The day of excitement might have accounted
for it, but in the last few weeks it had been too common an
experience with him, a warning, naturally, against his mode of life,
and of course unheeded. On reaching the house, he saw and heard no
one; the door stood open, and he went straight up to his room.
He had only one, which served him for study and bedchamber. In front
of the window stood a large table, covered with his books and
papers, and there, on the blotting pad, lay a letter which had
arrived for him since his departure this morning. It came, he saw,
from his father. He took it up eagerly, and was tearing the envelope
when his eye fell on something that stayed his hand.

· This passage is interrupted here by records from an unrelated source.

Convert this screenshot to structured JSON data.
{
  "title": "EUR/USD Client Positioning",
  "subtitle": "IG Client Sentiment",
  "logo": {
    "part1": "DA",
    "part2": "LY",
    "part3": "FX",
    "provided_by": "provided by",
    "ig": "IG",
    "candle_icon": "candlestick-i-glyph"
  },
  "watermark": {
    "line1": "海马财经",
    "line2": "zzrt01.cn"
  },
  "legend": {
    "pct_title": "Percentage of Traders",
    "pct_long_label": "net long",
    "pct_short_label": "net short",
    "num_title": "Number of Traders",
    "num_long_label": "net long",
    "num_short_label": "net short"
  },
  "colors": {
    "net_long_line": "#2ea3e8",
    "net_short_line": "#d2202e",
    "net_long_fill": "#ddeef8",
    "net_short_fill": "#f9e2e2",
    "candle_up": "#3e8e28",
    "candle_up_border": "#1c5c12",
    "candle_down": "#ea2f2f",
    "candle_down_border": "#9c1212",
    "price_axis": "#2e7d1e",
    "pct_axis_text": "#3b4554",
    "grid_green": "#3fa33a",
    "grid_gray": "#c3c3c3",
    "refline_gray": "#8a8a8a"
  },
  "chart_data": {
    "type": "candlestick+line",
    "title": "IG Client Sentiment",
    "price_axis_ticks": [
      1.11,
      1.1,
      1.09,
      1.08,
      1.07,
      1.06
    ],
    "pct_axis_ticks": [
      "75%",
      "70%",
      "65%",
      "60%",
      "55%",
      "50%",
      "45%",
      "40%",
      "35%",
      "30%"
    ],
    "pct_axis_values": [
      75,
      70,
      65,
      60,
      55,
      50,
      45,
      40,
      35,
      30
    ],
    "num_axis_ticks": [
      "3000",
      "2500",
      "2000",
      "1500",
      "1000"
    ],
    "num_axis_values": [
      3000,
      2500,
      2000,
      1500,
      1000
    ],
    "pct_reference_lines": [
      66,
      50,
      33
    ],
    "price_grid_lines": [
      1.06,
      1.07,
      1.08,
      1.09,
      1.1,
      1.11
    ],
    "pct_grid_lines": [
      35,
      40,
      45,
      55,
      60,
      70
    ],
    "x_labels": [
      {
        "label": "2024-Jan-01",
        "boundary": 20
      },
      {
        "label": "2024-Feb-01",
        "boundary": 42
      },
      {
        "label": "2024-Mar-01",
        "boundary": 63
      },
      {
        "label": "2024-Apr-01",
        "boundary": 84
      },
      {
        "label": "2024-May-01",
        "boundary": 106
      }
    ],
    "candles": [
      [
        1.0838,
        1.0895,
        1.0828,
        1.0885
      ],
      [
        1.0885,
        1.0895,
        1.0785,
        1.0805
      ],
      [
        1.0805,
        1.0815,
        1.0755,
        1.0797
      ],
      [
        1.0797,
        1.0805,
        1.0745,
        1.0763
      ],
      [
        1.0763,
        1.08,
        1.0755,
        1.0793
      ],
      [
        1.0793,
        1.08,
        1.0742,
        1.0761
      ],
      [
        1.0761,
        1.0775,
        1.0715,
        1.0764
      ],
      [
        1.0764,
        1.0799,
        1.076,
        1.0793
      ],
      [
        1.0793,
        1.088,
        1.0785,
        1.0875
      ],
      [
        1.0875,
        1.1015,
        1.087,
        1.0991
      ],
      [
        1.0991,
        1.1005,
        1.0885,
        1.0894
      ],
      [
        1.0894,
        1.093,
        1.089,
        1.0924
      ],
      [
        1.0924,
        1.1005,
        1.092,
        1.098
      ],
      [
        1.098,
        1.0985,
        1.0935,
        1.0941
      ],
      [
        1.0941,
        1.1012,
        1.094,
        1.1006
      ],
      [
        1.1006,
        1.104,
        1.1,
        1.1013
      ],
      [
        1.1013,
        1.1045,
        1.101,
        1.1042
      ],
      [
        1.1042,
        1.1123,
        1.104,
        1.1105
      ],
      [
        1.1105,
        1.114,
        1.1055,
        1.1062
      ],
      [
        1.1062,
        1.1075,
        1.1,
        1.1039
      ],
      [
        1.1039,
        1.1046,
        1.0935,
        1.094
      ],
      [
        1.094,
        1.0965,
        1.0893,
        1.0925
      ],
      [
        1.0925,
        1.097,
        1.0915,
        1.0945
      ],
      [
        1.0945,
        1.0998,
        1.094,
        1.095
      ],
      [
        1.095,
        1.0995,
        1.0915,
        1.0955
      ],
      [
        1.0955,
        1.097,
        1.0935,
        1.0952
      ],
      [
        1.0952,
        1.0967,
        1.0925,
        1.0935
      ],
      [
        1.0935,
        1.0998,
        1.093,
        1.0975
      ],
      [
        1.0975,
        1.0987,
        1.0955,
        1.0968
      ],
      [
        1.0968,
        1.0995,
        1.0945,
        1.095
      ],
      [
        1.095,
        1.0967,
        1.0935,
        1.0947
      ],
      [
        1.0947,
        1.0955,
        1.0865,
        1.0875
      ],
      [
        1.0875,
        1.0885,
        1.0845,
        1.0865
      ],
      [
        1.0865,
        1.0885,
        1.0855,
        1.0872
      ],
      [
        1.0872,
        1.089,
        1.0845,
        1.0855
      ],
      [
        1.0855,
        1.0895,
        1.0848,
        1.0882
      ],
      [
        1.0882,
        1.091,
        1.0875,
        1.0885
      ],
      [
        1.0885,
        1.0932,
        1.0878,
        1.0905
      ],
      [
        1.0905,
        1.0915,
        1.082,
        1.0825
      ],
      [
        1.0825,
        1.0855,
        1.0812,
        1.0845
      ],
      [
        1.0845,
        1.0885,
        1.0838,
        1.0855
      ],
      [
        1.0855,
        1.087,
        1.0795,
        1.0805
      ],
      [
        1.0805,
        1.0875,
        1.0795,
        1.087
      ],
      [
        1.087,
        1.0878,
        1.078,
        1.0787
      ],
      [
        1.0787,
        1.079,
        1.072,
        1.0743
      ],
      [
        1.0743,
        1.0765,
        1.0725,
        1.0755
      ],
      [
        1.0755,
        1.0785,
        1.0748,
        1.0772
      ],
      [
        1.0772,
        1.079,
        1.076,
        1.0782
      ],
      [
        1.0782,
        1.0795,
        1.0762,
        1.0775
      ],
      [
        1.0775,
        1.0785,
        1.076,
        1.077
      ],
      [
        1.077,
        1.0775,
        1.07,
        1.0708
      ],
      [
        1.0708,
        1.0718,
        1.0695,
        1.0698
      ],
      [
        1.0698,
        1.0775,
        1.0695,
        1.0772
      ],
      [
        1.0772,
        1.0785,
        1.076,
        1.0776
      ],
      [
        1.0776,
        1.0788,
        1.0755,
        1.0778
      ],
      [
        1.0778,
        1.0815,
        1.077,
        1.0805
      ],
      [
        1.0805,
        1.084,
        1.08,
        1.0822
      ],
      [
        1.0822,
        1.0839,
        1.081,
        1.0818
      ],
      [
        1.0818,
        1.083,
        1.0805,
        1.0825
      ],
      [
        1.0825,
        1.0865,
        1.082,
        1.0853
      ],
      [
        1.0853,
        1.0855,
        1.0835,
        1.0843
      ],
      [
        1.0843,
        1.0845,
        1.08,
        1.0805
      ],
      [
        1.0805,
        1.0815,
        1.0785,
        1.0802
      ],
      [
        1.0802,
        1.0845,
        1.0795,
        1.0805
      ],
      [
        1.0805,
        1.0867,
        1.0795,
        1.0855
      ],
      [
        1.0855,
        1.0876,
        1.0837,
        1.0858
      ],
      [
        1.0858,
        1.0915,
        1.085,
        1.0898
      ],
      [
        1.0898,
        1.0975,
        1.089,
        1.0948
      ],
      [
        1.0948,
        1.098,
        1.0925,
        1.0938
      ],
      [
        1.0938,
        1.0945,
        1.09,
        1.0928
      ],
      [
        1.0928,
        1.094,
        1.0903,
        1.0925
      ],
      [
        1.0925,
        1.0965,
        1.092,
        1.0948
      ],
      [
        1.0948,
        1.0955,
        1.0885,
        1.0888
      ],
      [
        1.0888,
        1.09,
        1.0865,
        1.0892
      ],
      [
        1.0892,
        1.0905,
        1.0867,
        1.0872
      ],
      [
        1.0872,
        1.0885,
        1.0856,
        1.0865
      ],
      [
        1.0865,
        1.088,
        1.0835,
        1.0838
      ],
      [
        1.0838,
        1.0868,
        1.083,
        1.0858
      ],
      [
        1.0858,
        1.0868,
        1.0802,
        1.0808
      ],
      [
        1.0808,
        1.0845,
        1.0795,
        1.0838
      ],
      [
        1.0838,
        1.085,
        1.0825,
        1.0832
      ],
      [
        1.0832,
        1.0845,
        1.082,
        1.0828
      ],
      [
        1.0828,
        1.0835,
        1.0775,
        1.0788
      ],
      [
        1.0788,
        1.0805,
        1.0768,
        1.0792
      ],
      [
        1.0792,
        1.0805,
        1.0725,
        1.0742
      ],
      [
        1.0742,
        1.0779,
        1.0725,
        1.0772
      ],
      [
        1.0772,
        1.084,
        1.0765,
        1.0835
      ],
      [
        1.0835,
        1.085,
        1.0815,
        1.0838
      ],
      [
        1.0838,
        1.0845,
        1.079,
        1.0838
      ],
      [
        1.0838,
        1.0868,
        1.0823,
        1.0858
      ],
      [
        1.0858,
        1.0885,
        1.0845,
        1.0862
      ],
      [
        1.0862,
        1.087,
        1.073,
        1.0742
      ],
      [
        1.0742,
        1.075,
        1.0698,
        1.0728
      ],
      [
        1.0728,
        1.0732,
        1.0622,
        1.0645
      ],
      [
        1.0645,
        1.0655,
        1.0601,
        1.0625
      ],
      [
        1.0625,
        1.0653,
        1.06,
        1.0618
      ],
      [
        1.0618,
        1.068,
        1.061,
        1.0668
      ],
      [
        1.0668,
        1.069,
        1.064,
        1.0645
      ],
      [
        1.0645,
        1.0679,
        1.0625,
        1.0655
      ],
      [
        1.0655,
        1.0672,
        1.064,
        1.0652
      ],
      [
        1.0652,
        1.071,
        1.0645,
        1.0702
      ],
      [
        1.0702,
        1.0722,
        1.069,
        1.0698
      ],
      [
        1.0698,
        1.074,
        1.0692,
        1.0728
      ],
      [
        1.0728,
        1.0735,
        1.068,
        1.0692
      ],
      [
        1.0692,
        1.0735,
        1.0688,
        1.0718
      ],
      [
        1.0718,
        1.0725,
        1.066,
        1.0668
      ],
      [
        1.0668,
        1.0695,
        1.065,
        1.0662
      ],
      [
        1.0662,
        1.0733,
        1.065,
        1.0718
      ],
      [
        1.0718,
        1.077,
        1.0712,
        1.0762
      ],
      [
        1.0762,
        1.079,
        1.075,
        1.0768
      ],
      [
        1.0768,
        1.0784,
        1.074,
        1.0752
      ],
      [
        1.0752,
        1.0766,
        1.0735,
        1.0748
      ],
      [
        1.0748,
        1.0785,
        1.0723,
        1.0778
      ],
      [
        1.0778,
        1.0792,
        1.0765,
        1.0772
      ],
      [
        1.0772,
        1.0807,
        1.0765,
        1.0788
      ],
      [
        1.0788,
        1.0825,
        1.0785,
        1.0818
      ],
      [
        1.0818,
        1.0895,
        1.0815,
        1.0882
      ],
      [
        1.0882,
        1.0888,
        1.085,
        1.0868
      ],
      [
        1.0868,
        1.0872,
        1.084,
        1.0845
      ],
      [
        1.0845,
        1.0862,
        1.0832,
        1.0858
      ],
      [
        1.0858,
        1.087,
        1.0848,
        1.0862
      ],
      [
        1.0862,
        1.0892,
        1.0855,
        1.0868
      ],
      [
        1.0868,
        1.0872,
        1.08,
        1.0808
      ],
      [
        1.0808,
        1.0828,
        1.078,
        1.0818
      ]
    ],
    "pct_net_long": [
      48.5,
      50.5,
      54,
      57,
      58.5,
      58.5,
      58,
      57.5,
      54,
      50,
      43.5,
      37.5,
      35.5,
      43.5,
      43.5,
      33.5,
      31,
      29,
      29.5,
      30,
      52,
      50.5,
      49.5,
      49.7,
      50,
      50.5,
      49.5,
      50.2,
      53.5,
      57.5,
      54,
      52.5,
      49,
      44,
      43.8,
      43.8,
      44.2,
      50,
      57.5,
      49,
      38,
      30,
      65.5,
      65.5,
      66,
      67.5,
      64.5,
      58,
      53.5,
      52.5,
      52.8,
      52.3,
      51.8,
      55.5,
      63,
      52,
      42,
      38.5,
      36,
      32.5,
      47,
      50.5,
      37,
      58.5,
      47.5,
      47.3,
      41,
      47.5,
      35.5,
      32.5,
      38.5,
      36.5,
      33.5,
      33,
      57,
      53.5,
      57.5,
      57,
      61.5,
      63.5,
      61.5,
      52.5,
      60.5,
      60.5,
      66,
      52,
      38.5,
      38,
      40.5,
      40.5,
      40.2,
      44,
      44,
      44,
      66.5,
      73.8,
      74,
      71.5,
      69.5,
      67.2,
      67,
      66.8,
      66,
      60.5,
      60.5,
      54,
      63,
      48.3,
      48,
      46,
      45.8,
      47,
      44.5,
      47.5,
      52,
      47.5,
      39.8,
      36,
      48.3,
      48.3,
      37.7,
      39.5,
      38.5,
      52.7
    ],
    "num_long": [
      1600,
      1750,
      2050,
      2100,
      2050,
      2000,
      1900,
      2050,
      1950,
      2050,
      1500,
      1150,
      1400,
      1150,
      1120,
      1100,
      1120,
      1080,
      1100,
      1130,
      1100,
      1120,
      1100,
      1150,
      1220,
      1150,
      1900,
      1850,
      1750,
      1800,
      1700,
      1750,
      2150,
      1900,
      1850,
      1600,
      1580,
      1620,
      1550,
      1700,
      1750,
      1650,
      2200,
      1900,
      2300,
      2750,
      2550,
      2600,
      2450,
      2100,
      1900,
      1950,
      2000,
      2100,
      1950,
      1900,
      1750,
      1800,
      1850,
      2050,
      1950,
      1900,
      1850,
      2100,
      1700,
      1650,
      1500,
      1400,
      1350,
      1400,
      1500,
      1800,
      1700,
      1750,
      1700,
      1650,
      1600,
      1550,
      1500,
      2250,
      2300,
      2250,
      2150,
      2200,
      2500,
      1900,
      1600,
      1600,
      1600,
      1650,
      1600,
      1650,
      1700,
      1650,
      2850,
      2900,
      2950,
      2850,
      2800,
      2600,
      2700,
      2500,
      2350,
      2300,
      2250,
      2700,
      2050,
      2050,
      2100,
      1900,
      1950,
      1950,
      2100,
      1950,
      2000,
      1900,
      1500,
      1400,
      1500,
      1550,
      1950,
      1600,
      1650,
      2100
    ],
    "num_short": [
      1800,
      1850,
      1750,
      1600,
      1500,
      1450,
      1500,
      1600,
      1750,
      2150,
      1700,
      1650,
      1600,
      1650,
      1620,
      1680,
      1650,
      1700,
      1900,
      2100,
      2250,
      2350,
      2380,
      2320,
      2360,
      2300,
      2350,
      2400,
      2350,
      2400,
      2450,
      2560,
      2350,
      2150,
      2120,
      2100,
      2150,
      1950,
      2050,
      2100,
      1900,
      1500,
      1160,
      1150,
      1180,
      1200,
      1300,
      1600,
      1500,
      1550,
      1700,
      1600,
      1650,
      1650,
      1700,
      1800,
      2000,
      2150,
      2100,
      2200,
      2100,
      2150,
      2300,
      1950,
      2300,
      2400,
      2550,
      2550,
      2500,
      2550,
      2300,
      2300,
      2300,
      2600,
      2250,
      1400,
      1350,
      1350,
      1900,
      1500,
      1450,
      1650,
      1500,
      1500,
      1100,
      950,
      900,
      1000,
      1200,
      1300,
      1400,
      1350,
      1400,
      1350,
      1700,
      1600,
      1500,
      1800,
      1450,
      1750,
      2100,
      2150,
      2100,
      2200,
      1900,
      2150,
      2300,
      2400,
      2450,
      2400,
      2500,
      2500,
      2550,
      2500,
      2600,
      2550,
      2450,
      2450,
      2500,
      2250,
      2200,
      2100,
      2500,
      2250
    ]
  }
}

The wide-open window offered a view over the garden at the back of
the house, and on the lawn he saw a little group of ladies. Seated
in basket chairs, Mrs. Hannaford and her daughter were conversing
with a third person whom Piers did not know, a tall, fair-faced girl
who stood before them and seemed at this moment to be narrating some
lively story. Even had her features been hidden, the attitude of
this stranger, her admirable form and rapid, graceful gestures, must
have held the young man's attention; seeing her with the light full
on her countenance, he gazed and gazed, in sudden complete
forgetfulness of his half-opened letter. Just so had he stood before
the print shop in London this morning, with the same wide eyes, the
same hurried breathing; rapt, self-oblivious.